Having all the above in mind, using cell phones while on navigational watch can be very dangerous. It is true that the place onboard a vessel with almost 24/7 coverage of cell phone signal at sea is the bridge and in many cases Masters have a phone approved by the shipping organization to ensure communication between office and ship without any hurdles due to poor connection. However, office personnel or any other individual out board of the vessel is impossible to know the situation of navigational status at the time of each phone call. On the other hand, the OOW, as an employee, may feel that he/she has the obligation to reply and provide information to the other end of the line as part of his/hers duties.

Taking into consideration the Rules, the OOW talking to cell phone involves many risks and may mean the following:

  1. Rule 5 – No proper look out is stationed as the OOW is distracted from the phone conversation.
  2. Rule 7 – Not all available means are used to avoid the risk of collision as the main responsible for decision making is occupied by other tasks
  3. Rule 8 – When all the above are being combined the actions to avoid collision is not positive, made in ample time and surely does not designate good seamanship.
  4. SMS fixing frequency – Talking to phone probably also violates the established and approve fixing periods during the watch.

The most risky periods of using cell phone or other distractive means (not part of vessel’s equipment), on board during watch are:

  • In pilotage waters or when entering or departing port.
  • When navigating in the vicinity of ports or anchorages.
  • In restricted visibility.
  • In areas of high traffic density.
  • In areas of restricted sea room.
  • When only one navigating officer is on watch.
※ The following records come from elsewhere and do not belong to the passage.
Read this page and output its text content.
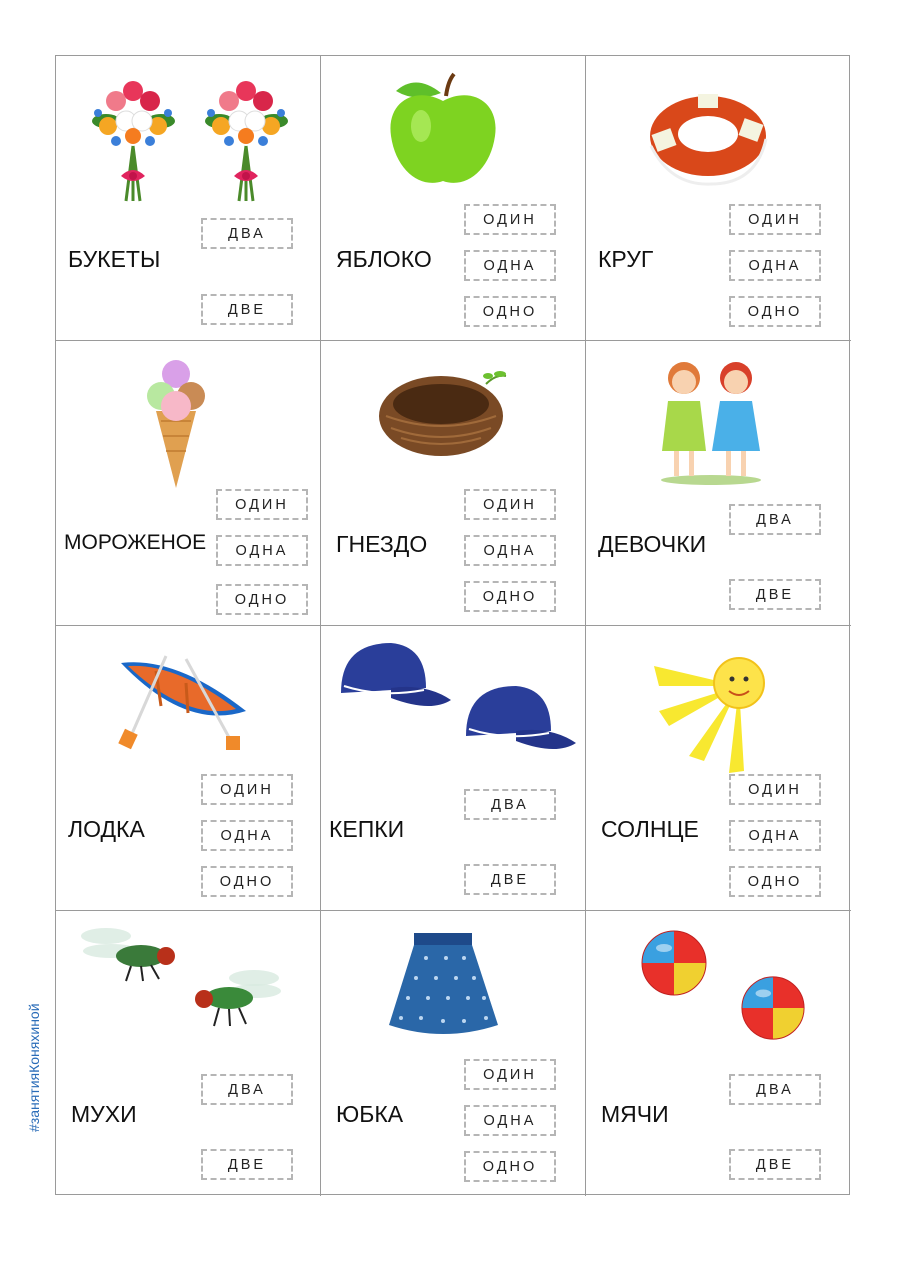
БУКЕТЫ
ДВА
ДВЕ
ЯБЛОКО
ОДИН
ОДНА
ОДНО
КРУГ
ОДИН
ОДНА
ОДНО
МОРОЖЕНОЕ
ОДИН
ОДНА
ОДНО
ГНЕЗДО
ОДИН
ОДНА
ОДНО
ДЕВОЧКИ
ДВА
ДВЕ
ЛОДКА
ОДИН
ОДНА
ОДНО
КЕПКИ
ДВА
ДВЕ
СОЛНЦЕ
ОДИН
ОДНА
ОДНО
МУХИ
ДВА
ДВЕ
ЮБКА
ОДИН
ОДНА
ОДНО
МЯЧИ
ДВА
ДВЕ
#занятияКоняхиной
USCG issued a reminder to the advisory Advisory 01-10, regarding the use of cell phones on board highlighting that “the potential risk associated with improper use of cellular telephones and other devices in the marine environment while navigating or performing other vessel functions should be apparent to vessel owners and operators”.  UK MCA has also issued the Marine Guidance MGN 299 following raised concerns about the issue and the subsequent interference with navigation. Best Practice indicates the prohibition of the use of cell phones on the bridge while the vessel is underway. If the office requires communication with the vessel, may use the satellite line of Master’s office or email communication. Needless to say that the use of personal cell phones should be strictly prohibited during watch on board (any kind of watch). Crew members may use their phones during rest period and definitely not when they have to complete an assigned task or duty.